It really depends on what the purpose of the horse is. When breeding for a performance horse with the hopes of going to the olympics you have different bloodlines in mind than if you are trying to breed a good quality amatuer dressage horse which will be able to do the upper levels.
When breeding for a performance horse the three main traits that one would be aiming for are movement, athletecism and soundness. Ridability and temperment are nice sidebars but rarely happen by accident. As a result these horses are usually only ridable by experienced professionals, especially as young horses.
When aiming for an amatuer's upper level horse the three main traits are rideablility, soundess and finally movement. Athletecism and temperment are nice sidebars and can come with good line mixing. These horses are bred to be ridable by a large portion of the equine community and are generally more sellable.
In my experience many of the dutch (KWPN) lines will produce horses who fall in the first category. Jazz, Krack C, Ferro, etc all tend to produce very athletic horses who are high strung and have a strong personality. There are some exceptions - many Samber horses end up very ridable, however quite sensitive and so need a very soft touch.
My experiences with studs from other books are as follows:
Weltmeyer (and the Hano W line in general) can produce horses either way. Some of the W lines produce athletic, stubborn and high strung horses which will bite, kick and generally be a**holes. However, some of these W line horses depending on the cross are very sweet, sensitive and usually also quite hot.
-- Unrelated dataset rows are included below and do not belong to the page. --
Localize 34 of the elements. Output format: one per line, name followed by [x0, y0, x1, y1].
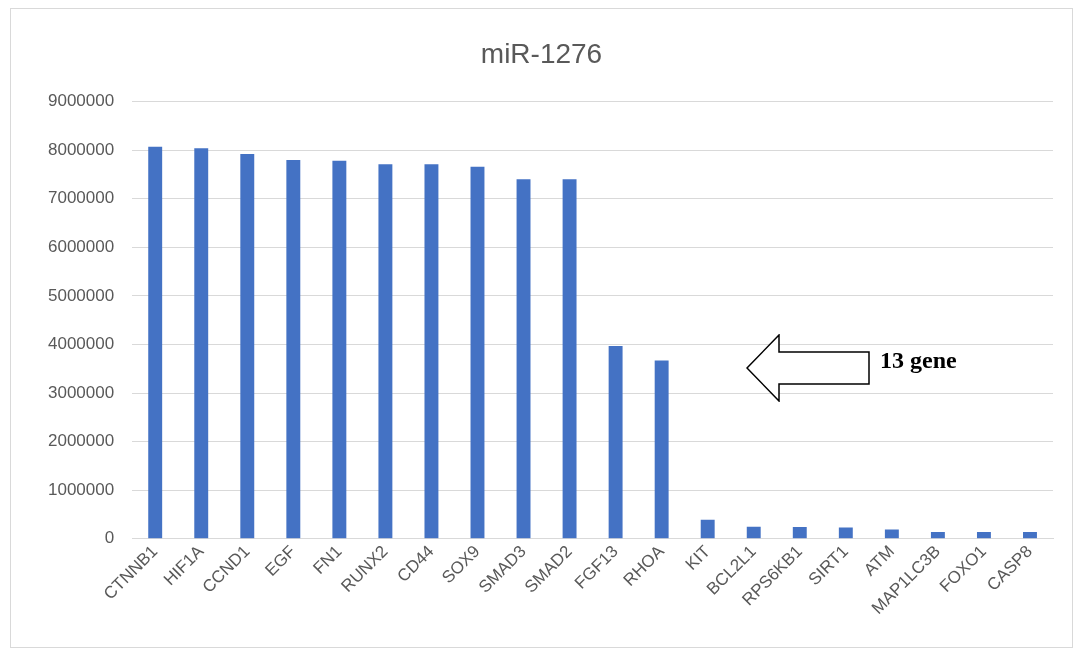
y-tick-label: 2000000 [47, 431, 115, 451]
y-tick-label: 1000000 [47, 479, 115, 499]
bar [976, 531, 991, 539]
y-tick-label: 4000000 [47, 334, 115, 354]
chart-title: miR-1276 [480, 37, 603, 69]
bar [516, 179, 531, 539]
y-tick-label: 8000000 [47, 139, 115, 159]
bar [332, 160, 347, 539]
bar [562, 179, 577, 539]
bar [700, 519, 715, 539]
bar [654, 360, 669, 539]
bar [838, 527, 853, 539]
bar [746, 526, 761, 539]
y-tick-label: 3000000 [47, 382, 115, 402]
bar [1023, 531, 1037, 539]
bar [884, 529, 899, 539]
bar [286, 159, 301, 539]
bar [424, 164, 439, 539]
bar [470, 166, 485, 539]
annotation: 13 gene [880, 347, 957, 374]
bar [194, 148, 209, 539]
y-tick-label: 7000000 [47, 188, 115, 208]
bar [148, 146, 163, 539]
y-tick-label: 0 [104, 528, 115, 548]
y-tick-label: 6000000 [47, 237, 115, 257]
bar [608, 345, 623, 539]
x-tick-label: KIT [681, 541, 714, 574]
bar [378, 164, 393, 539]
y-tick-label: 9000000 [47, 91, 115, 111]
bar [240, 154, 255, 539]
bar [930, 531, 945, 539]
x-tick-label: FN1 [309, 541, 346, 578]
bar [792, 527, 807, 539]
y-tick-label: 5000000 [47, 285, 115, 305]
Akzent and other A line horses are generally sweet, ridable and nice to be around but tend to have lateral walks and soundness issues.
Grande and other G line horses produce heavier set horses whom are more old style, but are also quite ridable.
Donnerhall is a legend and some ******ed percent of horses at the WEG last year had this line. A very good line for both international horses and very ridable horses.
Rubenstein is another very good line, most of his sons and daughters follow very closely his body type and he has many horses in the GP around the world. Another very good line that has produced some great horses (Relevant and Royal Diamond come to mind).
I am partial to Rubenstein's son Rotspon (the sire of my horse). Rotspon has another son, Rigo, who is in Florida competing at small tour and consistently scoring in the 70% range. I would bet that he will be on the Pan Am team. These horses are however usually quite small (16-16.2hh). I have actually met Rotspon and he is insanely nice. His stall door was wide open, he was tied up and he didn't really seem too concerned about anything in particular, except if you had a sugar cube in your pocket. Not studdy at all (although I'm sure training/experience has something to do with that) and generally a really cool horse to be around.
Londonderry is another Hano line which produces a hot, slightly tempermantal horse. Could be an ammy horse with the correct cross, and the right ammy.
Cor de la Bryere is generally considered a jumping line, but is gaining popularity with correct crossing in the dressage world. My horse is a decendant of this line, his damsire being Come Back II.
Come Back II has sired some horses of note in the dressage world, Calecto V and Come On III, both of which have seen success in CDIs and international competition in very recent years. A great typey horse with lots of prescence, athletecism and good rideability, however semen is not available in NA. There are a few sons in NA of varying straw prices depending fame of the horse.
Bolero is a good line to add type, but can be hot, much line the londondery line.
I personally am not a fan of the Sandro Hit craze going on right now. I find the horses to be disproportionate with no real redeeming qualities, they are not particularily athletic and have an average temparment, but are rideable.
Although I have not personally had experience with the Quattro lines, they are very athletic and impressive. Quattro's progeny include Quando Quando, Quantum Tyme and Quarterline. Grandsons include Quarterman (Quaterback's sire). So obviously an international bloodline which appears to be rideable and judging from some of the inspection results is. I am still out on these horses however would jump at the chance to ride one.
Of course there are many many more stallions and taking a look at a stallion guide or handbook in your area will give you a better gauge of semen availability.
So whith a Donnerhall, you are starting with a very good line, it really depends on what you want to add to the horse. It is useful to know what the crosses generally produce, so google and youtube are your friend. If you know of a breeder with experience in the lines you are looking at, then talk to them about their general findings with each cross. List your three top traits and breed for those, everything else is a bonus and with luck and a good cross you can end up with an athletic, ridable, sound horse with a good temparment and movement.
PS - these are just my personal experiences and opinions of these horses. I have my own biases and tend to place rideability over many other traits. Other people may have different opinions.
They say money doesn't buy happiness -- well happiness doesn't buy horses!